Payment practices report

November 2020: Late payments and cost containment are 2021 business worries

Survey results for Slovakia

The Atradius Payment Practices Barometer is an annual survey that assesses business payment behaviour throughout the world. The survey explores a range of topics including payment terms, payment delays, credit sales and DSO (Days Sales Outstanding).

The survey provides us with the opportunity to hear directly from businesses and, this year, gives us insight into how businesses are coping with the COVID-19 pandemic and global recession.

In this report, you will find the survey results for Slovakia.

Tomas Mezirka,

Atradius Country Manager for Slovakia commented on the report

Prior to the pandemic recession businesses throughout Slovakia favoured the use of outstanding invoice reminders. Following the economic crisis, an increasing number of businesses turned to trade credit insurance.

Most of the respondents to the Atradius Payment Practices Barometer survey in Slovakia also told us they planned to continue using trade credit insurance going forward.

Strong credit management practices are more important than ever during times of economic stress. Offering credit to customers and prospects will help attract trade, but carries the risk of non-payment.

This increase in the use of credit insurance will help support trade in Slovakia and, I hope, will help the country through an economic crisis that has rocked the economy to its core.

Key takeaways

Slovakia tops poll for most businesses negatively impacted in Eastern Europe A higher proportion of businesses in Slovakia reported a negative impact on profitability caused by the pandemic-induced economic crisis than in other country in Eastern Europe. Economic crisis causes region’s sharpest increase in late payments Late payments increased in Slovakia by an average of 113%. Following the downturn in the economy, 49% of the total value of the B2B invoices issued by businesses remained unpaid at the due date. This compares to last year’s 23%and represents an average 113% increase. Slovakia has lowest average DSO in Eastern Europe At just 73 days, Slovakia reported the lowest DSO (days sales outstanding) in Eastern Europe, well below the 103-day regional average. Strong credit management measures have also helped decrease the amount of overdue receivables written off as uncollectable (now down to 3%from 7% last year).

Significant number of businesses lay off staff 37% of respondents to the survey in Slovakia reported reducing the workforce in a bid to reduce costs caused by the impact of late payments. This was the cost reduction measure most frequently applied by the businesses polled in the country and is significantly greater than the 31% average for the region. Optimism about local economy greater than 2021 global outlook Most respondents (48%) felt that both the domestic economy and international trade will improve over the next six months. A similar percentage (47%) also felt the global economy would deteriorate over the same timeframe.

Slovakia: top 5 challenges to business profitability in 2021

Before and after the pandemic: almost black and white contrast for Slovakia

Prior to the onset of the COVID-19 pandemic and the global recession that followed, Slovakia’s overall industry performance outlook was fair.

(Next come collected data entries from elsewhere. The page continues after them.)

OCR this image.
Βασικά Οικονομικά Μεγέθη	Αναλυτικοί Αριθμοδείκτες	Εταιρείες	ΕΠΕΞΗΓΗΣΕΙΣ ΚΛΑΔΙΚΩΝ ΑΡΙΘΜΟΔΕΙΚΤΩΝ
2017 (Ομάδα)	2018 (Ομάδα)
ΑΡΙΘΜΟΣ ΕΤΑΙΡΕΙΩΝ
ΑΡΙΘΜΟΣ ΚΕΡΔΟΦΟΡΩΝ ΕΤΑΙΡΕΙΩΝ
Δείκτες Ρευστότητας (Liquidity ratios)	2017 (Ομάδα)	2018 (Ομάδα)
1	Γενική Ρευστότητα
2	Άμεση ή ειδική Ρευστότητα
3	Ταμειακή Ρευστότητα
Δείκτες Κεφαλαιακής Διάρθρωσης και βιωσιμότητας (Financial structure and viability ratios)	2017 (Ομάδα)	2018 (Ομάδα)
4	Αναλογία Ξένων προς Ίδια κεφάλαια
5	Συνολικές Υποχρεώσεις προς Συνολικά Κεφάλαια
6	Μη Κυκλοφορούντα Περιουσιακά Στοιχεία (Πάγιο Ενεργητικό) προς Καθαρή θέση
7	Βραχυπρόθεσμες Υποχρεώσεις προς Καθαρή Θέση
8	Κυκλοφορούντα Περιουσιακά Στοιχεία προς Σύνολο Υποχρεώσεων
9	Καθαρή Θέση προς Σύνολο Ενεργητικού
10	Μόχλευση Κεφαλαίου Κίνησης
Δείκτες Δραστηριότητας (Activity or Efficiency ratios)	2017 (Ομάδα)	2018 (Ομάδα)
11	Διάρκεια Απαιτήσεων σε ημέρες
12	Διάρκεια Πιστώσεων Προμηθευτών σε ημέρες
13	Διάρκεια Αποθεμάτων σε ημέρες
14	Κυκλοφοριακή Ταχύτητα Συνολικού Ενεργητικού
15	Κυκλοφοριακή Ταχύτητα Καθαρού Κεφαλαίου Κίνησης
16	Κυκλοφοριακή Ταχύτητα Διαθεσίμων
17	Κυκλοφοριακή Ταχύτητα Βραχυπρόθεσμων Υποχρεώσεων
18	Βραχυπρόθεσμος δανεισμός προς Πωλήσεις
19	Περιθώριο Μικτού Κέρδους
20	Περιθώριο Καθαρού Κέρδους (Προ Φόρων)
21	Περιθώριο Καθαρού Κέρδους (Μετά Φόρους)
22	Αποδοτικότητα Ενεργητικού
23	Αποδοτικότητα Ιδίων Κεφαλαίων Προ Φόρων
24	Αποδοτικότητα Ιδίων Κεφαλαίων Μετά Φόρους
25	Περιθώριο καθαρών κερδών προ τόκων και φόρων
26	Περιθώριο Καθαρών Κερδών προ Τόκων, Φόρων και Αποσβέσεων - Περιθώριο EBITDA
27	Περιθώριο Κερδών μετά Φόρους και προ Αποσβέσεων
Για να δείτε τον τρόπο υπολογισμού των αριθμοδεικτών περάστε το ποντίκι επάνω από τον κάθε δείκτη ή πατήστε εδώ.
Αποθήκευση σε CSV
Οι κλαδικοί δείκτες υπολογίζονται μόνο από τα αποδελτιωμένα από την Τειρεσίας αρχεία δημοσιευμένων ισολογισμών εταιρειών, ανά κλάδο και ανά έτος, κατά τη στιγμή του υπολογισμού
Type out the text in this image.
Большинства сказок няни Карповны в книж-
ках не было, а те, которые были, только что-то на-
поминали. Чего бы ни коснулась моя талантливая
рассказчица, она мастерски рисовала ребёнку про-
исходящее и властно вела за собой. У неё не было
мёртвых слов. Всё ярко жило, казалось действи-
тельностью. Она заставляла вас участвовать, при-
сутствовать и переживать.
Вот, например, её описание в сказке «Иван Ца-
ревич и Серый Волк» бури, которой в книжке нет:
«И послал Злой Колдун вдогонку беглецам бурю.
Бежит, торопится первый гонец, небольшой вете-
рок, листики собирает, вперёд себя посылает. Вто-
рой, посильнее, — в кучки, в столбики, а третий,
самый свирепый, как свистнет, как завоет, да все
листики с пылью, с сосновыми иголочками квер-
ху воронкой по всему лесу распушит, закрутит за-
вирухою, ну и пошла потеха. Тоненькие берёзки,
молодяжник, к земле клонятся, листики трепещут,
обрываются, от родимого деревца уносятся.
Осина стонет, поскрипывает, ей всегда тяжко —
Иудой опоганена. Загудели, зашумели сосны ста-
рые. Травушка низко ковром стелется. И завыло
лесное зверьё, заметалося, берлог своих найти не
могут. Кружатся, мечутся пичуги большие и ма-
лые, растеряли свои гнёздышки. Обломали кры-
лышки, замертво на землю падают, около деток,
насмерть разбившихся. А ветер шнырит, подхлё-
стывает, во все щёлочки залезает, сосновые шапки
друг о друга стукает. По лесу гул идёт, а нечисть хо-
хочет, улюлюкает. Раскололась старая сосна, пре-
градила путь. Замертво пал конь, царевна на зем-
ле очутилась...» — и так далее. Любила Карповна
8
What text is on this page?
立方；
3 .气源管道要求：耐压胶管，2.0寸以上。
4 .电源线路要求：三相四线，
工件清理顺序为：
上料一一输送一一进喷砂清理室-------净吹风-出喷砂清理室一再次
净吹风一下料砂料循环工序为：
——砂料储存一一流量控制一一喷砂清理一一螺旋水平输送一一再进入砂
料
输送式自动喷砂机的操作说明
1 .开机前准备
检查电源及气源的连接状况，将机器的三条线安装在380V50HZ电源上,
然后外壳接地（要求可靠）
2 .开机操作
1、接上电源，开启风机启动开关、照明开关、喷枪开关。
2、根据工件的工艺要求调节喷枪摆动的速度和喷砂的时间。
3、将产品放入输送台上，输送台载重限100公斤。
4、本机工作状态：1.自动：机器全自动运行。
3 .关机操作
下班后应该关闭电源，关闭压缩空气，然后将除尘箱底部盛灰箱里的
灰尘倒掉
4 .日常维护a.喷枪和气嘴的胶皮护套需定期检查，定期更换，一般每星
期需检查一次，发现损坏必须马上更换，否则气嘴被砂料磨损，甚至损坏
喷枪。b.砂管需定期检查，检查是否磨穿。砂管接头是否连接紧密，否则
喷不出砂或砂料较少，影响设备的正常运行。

Admittedly its heavy dependence on automotive made it vulnerable to adverse developments in that sector. But, growing employment and a rise in private consumption was supporting the economy and resulting in fairly good forecasts.

Then the virus spread through the world and the pandemic-induced economic crisis hit Slovakia hard. Out of all of the countries polled in Eastern Europe for the Atradius Payment Practices Barometer, more businesses in Slovakia reported a negative impact on profitability than anywhere else in the region.

There are several potential reasons for this. The first is that businesses in Slovakia were carrying the region’s highest levels of capital costs. Respondents to the poll told use that they had to borrow the finance to cover poor cash flow.

The second reason, a severe drop in sales volume, negatively impacted profitability while also compounding issues with cash flow. In fact, Slovakia ranks second in the region for the percentage of respondents (59%) who said that the economic crisis negatively impacted revenue and cash flow. This means that the capital costs could not be offset by revenue or cash flow, resulting in a negative impact on profitability.

When asked about how they viewed the future, the majority told us that they expected the global economy to deteriorate in 2021. However, a similar percentage felt optimistic about the domestic economy and viewed 2021 in a positive light.